Design a Payment System

A payment system handles the movement of money between parties in e-commerce transactions. It processes pay-in flows (receiving money from customers) and pay-out flows (sending money to sellers/merchants).


Table of Contents

  1. Requirements
  2. Back of the Envelope Estimation
  3. High-Level Design
  4. API Design
  5. Database Design
  6. Payment Flow
  7. PSP Integration
  8. Deep Dive
  9. Handling Failures
  10. Reconciliation
  11. Security Considerations
  12. Key Takeaways
  13. Interview Tips

Requirements

Functional Requirements

  • Pay-in flow: Receive money from customers on behalf of sellers
  • Pay-out flow: Send money to sellers worldwide
  • Payment tracking: Track payment status through lifecycle
  • Multiple payment methods: Support cards, bank transfers, digital wallets
  • Multi-currency support: Handle international transactions

Non-Functional Requirements

Requirement Description
Reliability Handle failed payments gracefully with retry mechanisms
Consistency Ensure exactly-once payment processing (no duplicate charges)
Fault tolerance System continues operating during partial failures
Reconciliation Internal records must match external PSP records
Security PCI DSS compliance for handling card data
Auditability Complete audit trail for all transactions

Extended Requirements

  • Fraud detection and prevention
  • Anti-money laundering (AML) compliance
  • Real-time analytics and reporting
  • Refund processing
  • Dispute management

Back of the Envelope Estimation

Traffic Estimates

Assume an e-commerce platform with moderate scale:

Daily transactions: 1 million
Transactions per second: 1M / 86,400 = ~12 TPS (average)
Peak TPS: ~100 TPS (10x average during sales)
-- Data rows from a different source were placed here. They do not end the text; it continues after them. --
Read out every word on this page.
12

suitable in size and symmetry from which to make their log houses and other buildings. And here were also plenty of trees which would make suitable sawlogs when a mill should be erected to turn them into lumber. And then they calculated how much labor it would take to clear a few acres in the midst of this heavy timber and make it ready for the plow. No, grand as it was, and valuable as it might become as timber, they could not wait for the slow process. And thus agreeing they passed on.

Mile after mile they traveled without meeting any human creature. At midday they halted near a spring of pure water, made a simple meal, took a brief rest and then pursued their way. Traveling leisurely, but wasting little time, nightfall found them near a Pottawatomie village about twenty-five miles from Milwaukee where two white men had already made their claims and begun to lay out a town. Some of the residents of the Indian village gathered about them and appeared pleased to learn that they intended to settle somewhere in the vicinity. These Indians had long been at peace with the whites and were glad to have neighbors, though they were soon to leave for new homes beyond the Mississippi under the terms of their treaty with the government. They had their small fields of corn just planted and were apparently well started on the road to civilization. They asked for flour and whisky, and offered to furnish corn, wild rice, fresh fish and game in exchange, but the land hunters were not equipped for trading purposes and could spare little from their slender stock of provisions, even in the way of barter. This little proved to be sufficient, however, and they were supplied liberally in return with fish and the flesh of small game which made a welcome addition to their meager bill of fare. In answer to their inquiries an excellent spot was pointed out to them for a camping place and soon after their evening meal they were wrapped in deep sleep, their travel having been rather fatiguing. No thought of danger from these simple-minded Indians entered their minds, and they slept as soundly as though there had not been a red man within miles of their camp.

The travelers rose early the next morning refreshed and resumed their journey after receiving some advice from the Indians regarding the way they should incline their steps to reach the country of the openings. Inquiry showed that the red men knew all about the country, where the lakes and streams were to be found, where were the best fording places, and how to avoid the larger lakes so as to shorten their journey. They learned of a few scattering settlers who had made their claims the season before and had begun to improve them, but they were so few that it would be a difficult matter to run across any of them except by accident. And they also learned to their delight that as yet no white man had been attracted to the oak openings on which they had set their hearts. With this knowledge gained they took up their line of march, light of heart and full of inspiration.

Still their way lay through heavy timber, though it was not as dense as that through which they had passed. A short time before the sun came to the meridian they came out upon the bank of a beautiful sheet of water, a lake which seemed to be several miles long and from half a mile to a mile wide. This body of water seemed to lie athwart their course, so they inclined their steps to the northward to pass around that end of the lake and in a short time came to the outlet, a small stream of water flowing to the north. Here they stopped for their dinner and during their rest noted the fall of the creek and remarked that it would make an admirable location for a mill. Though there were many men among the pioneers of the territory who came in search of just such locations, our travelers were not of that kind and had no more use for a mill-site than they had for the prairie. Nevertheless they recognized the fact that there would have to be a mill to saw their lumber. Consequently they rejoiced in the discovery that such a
Note: Payment systems prioritize correctness over throughput. Unlike social media feeds, even 10 TPS requires extreme reliability.

Storage Estimates

Transaction record size: ~1 KB
Daily transactions: 1 million
Daily storage: 1M × 1KB = 1 GB/day

Ledger entries (double-entry): 2 GB/day
Annual storage: ~1 TB/year

Keep 7 years for compliance: ~7 TB

Summary

Metric Value
Average TPS ~12
Peak TPS ~100
Daily transactions 1 million
Annual storage ~1 TB

High-Level Design

System Architecture

flowchart TB
    subgraph Clients["Client Applications (Web, Mobile, Point of Sale)"]
    end

    Clients --> LB["Load Balancer"]

    subgraph PaymentService["Payment Service"]
        RC["Risk Checker (AML/Fraud)"]
        PR["Payment Router"]
        SM["Status Manager"]
    end

    LB --> PaymentService

    PaymentService --> PE["Payment Executor (PSP Integration)"]
    PaymentService --> Ledger["Ledger (Double-entry)"]
    PaymentService --> Wallet["Wallet (Account Balance)"]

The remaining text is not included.